Without rule of law, made possible in part by the work of commercial lawyers, or long-range planning and careful allocation of financial assets, made possible in part by the mental labor of fund managers, an advanced technological civilization in which people from opposite sides of the world trade to mutual advantage daily would be impossible.

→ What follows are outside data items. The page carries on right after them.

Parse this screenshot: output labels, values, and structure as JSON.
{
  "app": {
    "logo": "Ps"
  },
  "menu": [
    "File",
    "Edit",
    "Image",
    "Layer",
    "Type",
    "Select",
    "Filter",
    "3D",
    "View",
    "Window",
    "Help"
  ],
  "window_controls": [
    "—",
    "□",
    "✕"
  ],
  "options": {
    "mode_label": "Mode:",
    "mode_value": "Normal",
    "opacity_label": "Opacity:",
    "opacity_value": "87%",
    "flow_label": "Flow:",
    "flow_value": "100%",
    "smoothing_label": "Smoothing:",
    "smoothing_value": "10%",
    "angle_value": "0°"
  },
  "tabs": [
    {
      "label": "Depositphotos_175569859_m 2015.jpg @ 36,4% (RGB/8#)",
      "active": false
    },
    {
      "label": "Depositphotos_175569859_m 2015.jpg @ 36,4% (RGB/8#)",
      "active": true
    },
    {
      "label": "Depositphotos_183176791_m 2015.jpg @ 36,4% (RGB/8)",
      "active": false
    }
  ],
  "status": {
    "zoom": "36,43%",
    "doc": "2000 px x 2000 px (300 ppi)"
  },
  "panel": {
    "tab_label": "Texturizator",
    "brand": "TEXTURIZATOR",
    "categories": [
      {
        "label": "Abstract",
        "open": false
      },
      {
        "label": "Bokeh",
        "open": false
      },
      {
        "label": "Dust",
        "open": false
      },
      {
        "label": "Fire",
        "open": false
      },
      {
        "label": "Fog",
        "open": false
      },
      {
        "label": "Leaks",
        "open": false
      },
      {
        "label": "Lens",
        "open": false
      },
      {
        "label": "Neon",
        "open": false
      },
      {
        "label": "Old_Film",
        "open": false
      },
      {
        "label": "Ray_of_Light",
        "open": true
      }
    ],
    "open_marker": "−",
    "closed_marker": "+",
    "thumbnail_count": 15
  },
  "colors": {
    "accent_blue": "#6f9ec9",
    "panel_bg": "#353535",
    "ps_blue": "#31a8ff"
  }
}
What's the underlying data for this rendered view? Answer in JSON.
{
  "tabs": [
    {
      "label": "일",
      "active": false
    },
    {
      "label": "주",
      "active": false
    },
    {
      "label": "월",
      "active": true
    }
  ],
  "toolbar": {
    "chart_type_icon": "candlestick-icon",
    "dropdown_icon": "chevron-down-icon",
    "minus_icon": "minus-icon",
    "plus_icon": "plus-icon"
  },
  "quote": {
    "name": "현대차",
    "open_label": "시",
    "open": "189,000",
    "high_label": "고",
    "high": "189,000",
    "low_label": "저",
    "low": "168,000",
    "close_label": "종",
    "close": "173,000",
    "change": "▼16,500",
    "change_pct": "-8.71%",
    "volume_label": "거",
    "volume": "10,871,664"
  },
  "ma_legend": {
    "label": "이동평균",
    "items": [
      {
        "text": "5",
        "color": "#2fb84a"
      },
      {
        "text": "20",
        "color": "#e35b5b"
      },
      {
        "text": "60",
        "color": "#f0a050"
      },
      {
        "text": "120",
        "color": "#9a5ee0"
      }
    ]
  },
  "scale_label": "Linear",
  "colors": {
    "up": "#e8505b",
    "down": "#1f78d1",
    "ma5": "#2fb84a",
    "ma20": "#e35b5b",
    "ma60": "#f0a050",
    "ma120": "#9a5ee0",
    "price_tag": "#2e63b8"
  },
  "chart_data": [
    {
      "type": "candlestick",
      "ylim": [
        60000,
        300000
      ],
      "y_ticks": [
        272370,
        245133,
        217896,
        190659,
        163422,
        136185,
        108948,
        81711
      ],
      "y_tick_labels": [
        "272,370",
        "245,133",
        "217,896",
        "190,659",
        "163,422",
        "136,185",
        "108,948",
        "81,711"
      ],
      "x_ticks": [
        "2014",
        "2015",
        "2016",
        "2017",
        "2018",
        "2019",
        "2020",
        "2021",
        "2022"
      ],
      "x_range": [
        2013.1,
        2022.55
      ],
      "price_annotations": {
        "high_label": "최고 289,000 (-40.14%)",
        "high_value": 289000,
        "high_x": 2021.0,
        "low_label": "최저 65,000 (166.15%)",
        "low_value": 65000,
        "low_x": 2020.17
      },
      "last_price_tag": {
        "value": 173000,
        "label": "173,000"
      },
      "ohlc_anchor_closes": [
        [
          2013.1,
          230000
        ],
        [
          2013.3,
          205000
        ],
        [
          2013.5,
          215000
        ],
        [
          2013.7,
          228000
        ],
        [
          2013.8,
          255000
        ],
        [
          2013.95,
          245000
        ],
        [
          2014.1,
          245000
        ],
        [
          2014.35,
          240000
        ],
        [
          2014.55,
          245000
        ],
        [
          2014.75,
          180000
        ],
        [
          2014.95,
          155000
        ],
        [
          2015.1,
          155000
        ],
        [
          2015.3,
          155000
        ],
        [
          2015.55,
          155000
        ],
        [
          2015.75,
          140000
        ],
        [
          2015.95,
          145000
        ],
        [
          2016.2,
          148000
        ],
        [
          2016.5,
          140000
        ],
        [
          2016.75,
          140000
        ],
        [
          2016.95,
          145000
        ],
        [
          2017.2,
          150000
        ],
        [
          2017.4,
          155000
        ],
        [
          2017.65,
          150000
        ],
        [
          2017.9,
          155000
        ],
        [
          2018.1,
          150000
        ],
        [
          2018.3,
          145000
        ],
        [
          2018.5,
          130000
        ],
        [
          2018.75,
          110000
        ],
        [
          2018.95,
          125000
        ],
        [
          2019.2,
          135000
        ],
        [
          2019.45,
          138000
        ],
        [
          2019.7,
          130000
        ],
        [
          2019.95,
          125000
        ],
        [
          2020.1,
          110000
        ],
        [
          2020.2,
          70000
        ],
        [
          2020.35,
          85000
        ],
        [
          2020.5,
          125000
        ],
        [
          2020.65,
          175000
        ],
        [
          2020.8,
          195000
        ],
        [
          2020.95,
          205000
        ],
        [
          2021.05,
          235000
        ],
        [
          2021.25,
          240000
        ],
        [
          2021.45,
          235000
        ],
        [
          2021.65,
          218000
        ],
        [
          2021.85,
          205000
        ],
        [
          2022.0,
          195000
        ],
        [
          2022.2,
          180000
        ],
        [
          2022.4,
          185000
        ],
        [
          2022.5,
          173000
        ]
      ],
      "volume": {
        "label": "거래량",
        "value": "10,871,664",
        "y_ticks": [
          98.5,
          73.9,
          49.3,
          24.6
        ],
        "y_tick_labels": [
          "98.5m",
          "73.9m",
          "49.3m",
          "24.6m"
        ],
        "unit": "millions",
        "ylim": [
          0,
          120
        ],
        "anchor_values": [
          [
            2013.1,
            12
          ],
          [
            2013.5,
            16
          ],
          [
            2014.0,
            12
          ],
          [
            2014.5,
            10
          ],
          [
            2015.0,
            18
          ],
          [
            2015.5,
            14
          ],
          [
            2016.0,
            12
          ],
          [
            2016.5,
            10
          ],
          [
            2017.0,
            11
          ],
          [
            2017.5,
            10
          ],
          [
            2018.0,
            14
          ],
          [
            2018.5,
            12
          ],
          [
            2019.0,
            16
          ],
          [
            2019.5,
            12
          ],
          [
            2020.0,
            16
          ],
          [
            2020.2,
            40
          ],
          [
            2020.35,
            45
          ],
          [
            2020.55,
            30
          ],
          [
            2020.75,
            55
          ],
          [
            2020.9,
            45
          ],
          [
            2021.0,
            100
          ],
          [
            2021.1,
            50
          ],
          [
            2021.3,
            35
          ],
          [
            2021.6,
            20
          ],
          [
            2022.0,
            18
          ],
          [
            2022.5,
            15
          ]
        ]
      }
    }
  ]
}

Bayley could, of course, be guilty only of rhetorical excess in his desire to help us appreciate what goes into designing stacking chairs, but he does open by stating his desire for a "Ruskin Revival," alluding to the work of Christian socialist John Ruskin. Might Bayley's thinking, influenced by someone Ayn Rand might have called a "mystic of muscle," caused him to underestimate the role of the mind -- the value of abstract thinking -- in the economy? In any event, it is clear that our culture has failed to transmit much of the knowledge -- and is failing to help younger generations acquire the method of thinking -- that make possible so many things we take for granted, from coffee shops to rivets, and from enforceable contracts between businesses to the proper allocation of past savings for future production. But one must generalize across many fields of human endeavor to see that the work of a riveter and that of a lawyer are each interesting and important in their own ways.

-- CAV

----- In Other News -----

The article bemoans what its author sees as a waste of talent. Its title, "This Tech Bubble Is Different," reveals confusion about what a "bubble" really is. (Only a government can cause prolonged, economy-wide mal-investment.) I also wouldn't be so quick to pooh-pooh the study of how people make certain kinds of decisions. Sometimes, the most interesting questions are camouflaged by the mundane context in which they arise.

How does the brain handle the passage of time? David Eagleman, some of whose work I once very briefly commented on here, has made the New Yorker. A quote: [W]e live these short life spans. Why not do the thing that's the coolest thing in the world to do?"

Along the lines of finding wonder in the ordinary, I like this photo, taken near a mall out West. Oh, and I see there's a beer recommendation -- which I strongly second -- at the same blog. Of late, I have been enjoying another beer from the same brewery, St. Victorious dopplebock.

2 comments:

narayan said...

While David Eagleman's work on synaesthesia is very cool, he has also gotten a lot of press (e.g. TED) for being "possibilian". Quite frankly, I see no reason for a scientist of his caliber to say that being open to implausible scientific discoveries & being an atheist are somehow inconsistent positions. Another instance of the popularity of embracing uncertainty for the sake of it.

Gus Van Horn said...

Agreed. I recall learning (or concluding) some time ago (but not from what information) that he has a rather modernist bent, philosophically speaking. This would be an example. too bad I was right.